La Valmarecchia

fiume marecchiaLa Valmarecchia scende dall’Alpe della Luna in Toscana fino alla foce del Marecchia presso Rimini. Lungo il percorso del fiume si incontrano varie località, le maggiori delle quali sono Badia Tedalda, Pennabilli, Talamello, Novafeltria, San Leo, Torriana, Verucchio, Santarcangelo di Romagna e Rimini, cui si aggiungono paesi e frazioni dai nomi legati alle tipicità dei luoghi che sorgevano lungo il fiume: Ponte Presale, Ponte Messa, Molino di Bascio, Ponte Santa Maria Maddalena, Ponte Verucchio, San Martino Dei Mulini. La Valmarecchia è ricca di luoghi d’interesse storico ed archeologico. Tra questi, le torri di segnalazione di epoca romana, che sorgevano a distanza visiva ed alcune ancora presenti, specie su alcune alture.

La Valmarecchia si differenzia considerevolmente rispetto alle valli più al nord. Nella parte compresa tra i fiumi Santerno e Savio, le valli sono disposte perpendicolarmente rispetto alla dorsale degli Appennini formando una struttura omogenea “in denti di sega”, Fiume Marecchiacaratterizzata da dorsali strette che scendono gradualmente verso il mare adriatico. Nella zona del Montefeltro le valli sono caratterizzate da scarpate o cadute intervallate da stimoli rocciosi fortemente modellati dagli agenti atmosferici. Le formazioni marnose lasciano qui il posto ad argilla scagliosa di cui emergono delle rocce alte e ritagliate, formate soprattutto di gradimenti e di argille.
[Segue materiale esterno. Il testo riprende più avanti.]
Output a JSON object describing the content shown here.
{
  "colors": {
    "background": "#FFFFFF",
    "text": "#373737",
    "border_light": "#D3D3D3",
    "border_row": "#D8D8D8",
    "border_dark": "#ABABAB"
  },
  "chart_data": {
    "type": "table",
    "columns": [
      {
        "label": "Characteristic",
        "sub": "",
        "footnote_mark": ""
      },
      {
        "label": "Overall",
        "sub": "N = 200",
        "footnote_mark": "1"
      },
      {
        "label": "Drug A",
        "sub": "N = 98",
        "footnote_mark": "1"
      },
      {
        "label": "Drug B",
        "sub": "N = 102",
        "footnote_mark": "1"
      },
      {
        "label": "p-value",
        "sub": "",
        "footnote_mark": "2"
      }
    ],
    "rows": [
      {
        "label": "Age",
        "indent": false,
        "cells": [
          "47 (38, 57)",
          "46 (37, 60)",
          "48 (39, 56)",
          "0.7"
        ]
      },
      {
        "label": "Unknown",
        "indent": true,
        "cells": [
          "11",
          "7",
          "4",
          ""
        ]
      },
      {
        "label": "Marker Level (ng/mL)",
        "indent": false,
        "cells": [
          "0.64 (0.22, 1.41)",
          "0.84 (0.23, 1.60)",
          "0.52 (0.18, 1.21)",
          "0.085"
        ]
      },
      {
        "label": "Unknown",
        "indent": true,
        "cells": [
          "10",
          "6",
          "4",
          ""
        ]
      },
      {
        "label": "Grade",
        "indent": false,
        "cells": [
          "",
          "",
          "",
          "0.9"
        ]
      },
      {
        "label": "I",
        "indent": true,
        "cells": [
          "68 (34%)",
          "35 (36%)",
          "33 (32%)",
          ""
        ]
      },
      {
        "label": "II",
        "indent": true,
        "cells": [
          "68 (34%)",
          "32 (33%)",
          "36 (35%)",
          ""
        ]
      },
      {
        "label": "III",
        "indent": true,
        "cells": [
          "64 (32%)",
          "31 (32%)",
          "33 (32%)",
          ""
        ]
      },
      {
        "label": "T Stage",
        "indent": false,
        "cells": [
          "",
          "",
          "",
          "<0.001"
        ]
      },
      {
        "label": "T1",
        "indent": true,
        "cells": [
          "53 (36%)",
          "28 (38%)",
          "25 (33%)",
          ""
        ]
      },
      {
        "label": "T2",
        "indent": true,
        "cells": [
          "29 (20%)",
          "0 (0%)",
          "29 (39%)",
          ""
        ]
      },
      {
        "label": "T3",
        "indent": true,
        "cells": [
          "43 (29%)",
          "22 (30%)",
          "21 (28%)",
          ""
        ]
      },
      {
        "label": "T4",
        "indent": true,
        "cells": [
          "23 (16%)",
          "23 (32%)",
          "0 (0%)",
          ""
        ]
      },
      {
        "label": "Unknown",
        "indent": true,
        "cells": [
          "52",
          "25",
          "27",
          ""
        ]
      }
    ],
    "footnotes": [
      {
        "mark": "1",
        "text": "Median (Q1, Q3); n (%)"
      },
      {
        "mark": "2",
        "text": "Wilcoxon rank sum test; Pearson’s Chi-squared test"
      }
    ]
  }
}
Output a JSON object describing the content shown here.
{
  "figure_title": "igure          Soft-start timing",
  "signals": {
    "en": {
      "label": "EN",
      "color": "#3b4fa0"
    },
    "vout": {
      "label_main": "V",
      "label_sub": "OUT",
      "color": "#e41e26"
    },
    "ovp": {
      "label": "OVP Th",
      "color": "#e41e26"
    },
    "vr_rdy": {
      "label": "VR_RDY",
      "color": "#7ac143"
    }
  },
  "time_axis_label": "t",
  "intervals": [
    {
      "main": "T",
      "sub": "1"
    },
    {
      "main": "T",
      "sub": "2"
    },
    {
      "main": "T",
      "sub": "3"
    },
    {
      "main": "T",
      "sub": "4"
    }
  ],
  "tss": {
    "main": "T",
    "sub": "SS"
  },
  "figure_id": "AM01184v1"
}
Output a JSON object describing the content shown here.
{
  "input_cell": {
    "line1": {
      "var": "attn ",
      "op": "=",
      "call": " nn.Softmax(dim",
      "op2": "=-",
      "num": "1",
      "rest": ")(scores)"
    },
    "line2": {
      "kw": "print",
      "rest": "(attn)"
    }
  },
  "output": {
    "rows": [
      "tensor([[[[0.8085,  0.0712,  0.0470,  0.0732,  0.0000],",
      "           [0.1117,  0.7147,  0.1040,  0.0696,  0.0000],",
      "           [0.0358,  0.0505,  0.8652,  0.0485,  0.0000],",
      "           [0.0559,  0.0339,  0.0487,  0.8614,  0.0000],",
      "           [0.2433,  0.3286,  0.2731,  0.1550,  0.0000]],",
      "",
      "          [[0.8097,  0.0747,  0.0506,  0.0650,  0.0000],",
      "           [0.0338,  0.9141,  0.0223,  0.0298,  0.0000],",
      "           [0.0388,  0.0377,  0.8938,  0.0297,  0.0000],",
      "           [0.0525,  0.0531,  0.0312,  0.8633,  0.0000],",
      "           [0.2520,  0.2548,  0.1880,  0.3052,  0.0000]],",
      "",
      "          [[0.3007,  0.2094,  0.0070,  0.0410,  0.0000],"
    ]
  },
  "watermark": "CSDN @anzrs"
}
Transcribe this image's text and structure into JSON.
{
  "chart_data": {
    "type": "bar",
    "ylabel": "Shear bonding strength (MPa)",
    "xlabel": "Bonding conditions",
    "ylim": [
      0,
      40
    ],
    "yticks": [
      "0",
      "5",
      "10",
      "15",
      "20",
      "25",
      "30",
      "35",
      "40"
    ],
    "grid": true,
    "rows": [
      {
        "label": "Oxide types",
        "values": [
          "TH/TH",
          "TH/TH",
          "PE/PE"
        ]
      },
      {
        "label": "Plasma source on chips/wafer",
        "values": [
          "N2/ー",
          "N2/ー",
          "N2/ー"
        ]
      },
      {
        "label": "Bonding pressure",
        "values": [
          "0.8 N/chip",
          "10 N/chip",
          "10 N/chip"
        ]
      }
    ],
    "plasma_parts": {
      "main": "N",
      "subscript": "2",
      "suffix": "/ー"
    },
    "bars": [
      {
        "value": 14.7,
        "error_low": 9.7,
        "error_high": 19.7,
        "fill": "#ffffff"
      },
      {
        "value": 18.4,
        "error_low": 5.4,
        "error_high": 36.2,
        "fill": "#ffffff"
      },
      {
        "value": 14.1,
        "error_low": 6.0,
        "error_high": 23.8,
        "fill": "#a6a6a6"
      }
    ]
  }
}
Questa conformazione geologica collegata alla storia sanguinante medioevale che ha caratterizzato questo territorio, fa che i principali nuclei abitati si siano sviluppati sugli stimoli rocciosi che sono sospesi sul fondo delle valle (fa eccezione la moderna Novafeltria, già Mercatino Marecchia, che si trova nella valle).